In conclusion, the Female Athlete Triad is comprised of the three interrelated conditions: low energy availability, menstrual dysfunction, and decreased BMD. Each of these three conditions can occur along a spectrum, and patients may move along each portion of the spectrum at different rates. There are serious potential long-term consequences of the Triad, and early recognition is key in order to facilitate prompt treatment and reduce the risk of long-term complications. Clinicians should be comfortable identifying and treating each of the three primary components of the Triad. Working with a multidisciplinary team is key to successful treatment, and the team should include a mental health professional whenever disordered eating or eating disorders are present. The first-line treatment for the Triad is increasing EA either by reducing energy expenditure, increasing energy intake, or both. If menstrual dysfunction is identified, alternative causes of amenorrhea or oligomenorrhea should be ruled out. In addition, clinicians should optimize bone health as much as possible, including dietary intake of calcium and vitamin D. Return-to-play decisions in athletes with the Triad are complex, and clinicians should rely on the risk assessment tool provided in the 2014 Female Athlete Triad Consensus Statement as well as their own clinical judgment.
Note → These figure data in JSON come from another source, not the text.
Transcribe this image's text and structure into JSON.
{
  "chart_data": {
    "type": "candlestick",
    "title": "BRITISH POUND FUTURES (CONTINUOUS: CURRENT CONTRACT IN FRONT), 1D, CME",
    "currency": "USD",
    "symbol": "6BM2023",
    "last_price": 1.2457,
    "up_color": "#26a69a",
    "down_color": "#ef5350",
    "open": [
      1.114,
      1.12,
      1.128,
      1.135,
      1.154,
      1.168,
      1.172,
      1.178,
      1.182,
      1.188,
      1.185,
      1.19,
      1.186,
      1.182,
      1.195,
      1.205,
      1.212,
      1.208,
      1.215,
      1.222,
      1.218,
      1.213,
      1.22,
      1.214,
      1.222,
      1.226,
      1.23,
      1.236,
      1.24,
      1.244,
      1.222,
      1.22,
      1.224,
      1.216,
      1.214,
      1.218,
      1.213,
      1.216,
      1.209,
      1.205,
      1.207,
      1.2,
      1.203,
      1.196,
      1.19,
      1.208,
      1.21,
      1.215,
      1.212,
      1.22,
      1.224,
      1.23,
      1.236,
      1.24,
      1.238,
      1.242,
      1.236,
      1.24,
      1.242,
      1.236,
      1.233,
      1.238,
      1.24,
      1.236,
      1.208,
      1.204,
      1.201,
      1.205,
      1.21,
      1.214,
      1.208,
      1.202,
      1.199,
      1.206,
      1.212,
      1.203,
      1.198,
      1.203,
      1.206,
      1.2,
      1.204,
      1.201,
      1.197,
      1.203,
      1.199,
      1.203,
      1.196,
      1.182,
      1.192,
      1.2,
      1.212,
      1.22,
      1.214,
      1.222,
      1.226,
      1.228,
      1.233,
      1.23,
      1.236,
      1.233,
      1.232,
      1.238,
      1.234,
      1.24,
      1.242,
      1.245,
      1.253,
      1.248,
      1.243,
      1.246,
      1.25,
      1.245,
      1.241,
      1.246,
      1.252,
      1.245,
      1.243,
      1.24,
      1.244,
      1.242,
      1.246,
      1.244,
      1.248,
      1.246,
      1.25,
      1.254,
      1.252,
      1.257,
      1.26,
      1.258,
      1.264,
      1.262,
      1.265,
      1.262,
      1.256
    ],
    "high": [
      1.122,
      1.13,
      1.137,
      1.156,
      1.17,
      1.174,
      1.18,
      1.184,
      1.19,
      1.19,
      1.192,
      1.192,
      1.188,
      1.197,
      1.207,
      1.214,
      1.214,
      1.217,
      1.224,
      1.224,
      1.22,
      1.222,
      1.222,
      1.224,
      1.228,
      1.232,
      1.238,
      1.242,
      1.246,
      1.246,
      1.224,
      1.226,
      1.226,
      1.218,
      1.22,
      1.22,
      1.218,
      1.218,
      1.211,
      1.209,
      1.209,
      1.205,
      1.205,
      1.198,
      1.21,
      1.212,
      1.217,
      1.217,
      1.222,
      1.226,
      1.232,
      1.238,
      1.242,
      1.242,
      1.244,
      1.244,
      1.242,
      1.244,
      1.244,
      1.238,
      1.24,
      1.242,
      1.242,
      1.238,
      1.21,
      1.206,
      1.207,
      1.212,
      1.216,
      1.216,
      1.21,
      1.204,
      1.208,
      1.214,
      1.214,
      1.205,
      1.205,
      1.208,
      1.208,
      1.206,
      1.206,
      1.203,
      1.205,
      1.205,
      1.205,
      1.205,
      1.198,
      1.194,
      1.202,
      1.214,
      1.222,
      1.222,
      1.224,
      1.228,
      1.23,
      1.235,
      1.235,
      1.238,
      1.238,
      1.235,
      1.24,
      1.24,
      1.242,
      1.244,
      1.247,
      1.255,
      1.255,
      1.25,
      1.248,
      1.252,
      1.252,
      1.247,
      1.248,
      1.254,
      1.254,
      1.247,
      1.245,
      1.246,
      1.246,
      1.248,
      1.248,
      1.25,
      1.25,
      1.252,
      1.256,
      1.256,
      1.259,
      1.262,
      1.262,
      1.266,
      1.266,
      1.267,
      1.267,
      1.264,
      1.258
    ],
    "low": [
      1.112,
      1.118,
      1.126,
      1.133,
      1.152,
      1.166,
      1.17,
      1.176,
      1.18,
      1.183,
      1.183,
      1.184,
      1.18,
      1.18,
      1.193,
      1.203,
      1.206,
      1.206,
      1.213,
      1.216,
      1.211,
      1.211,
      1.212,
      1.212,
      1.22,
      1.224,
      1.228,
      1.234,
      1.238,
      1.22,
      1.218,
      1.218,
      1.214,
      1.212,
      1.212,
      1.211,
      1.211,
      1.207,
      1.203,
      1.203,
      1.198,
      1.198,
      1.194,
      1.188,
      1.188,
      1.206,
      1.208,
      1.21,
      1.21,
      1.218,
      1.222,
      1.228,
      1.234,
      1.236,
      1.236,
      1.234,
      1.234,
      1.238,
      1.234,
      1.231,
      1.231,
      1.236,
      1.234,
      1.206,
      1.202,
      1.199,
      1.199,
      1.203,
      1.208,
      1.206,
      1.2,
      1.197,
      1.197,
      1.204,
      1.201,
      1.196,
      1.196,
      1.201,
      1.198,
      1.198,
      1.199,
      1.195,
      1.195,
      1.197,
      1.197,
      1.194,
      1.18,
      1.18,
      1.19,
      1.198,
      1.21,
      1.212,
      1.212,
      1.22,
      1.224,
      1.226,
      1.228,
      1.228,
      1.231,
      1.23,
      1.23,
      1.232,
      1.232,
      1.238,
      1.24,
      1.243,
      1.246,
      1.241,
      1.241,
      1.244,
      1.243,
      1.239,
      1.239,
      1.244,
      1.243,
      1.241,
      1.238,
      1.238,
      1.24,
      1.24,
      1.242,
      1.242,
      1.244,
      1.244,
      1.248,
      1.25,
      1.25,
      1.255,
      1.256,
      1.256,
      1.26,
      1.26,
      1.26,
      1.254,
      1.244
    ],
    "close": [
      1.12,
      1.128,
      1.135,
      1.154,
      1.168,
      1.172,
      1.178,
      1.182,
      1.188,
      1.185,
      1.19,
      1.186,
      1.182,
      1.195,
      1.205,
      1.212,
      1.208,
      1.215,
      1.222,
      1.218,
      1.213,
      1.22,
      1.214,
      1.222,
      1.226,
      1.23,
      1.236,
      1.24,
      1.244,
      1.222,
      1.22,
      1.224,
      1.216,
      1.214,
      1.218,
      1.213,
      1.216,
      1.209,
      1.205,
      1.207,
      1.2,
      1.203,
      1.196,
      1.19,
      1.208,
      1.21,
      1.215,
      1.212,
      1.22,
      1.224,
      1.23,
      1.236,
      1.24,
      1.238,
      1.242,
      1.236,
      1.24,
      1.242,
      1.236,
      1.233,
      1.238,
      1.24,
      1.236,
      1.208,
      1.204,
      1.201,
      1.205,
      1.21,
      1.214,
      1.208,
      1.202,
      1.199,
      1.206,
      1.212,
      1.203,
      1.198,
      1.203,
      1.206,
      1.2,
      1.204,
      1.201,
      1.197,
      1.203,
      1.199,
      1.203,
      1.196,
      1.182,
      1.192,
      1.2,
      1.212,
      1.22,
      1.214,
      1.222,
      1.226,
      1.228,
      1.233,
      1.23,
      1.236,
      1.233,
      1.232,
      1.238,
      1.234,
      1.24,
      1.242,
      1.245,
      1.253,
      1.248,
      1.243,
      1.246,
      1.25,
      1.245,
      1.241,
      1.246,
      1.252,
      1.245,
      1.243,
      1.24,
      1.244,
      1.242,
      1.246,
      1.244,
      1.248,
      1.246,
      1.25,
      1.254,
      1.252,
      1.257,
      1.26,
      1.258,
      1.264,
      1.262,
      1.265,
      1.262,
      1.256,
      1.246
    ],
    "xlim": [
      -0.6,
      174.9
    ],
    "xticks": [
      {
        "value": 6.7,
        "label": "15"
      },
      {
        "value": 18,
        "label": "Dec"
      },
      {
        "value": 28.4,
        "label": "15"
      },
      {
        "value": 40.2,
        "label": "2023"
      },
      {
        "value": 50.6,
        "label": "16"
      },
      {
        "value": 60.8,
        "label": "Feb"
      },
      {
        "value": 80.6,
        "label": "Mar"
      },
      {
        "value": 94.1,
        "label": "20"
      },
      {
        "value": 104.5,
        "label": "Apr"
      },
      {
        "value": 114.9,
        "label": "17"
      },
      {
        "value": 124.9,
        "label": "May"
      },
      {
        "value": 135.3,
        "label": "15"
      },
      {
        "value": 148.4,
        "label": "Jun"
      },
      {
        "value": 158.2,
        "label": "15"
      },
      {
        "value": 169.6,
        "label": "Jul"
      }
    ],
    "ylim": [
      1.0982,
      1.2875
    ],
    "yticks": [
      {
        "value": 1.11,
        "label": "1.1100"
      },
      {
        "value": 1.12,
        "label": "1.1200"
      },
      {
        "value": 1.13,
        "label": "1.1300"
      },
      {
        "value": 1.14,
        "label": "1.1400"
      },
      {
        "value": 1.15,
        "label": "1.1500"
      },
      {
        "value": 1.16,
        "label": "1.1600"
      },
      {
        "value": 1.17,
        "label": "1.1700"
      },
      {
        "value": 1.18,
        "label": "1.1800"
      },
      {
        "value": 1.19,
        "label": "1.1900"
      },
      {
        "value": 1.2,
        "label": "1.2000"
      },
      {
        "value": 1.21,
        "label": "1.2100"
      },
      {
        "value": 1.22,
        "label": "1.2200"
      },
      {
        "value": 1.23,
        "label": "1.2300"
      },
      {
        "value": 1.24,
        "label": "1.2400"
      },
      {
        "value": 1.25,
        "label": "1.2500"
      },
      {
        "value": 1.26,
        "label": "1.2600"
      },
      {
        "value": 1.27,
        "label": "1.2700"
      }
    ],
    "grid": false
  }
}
There is increasing evidence for the Male Athlete Triad, and male athletes should also be screened for low EA, hypogonadism, and decreased BMD. Due to the potential serious health consequences of the Triad, preventative efforts are of the utmost importance. Evidence suggests the need for increased awareness of the Triad. Educational programs about body image and healthy eating demonstrate long-term efficacy and may help to promote healthy attitudes towards exercise and nutrition.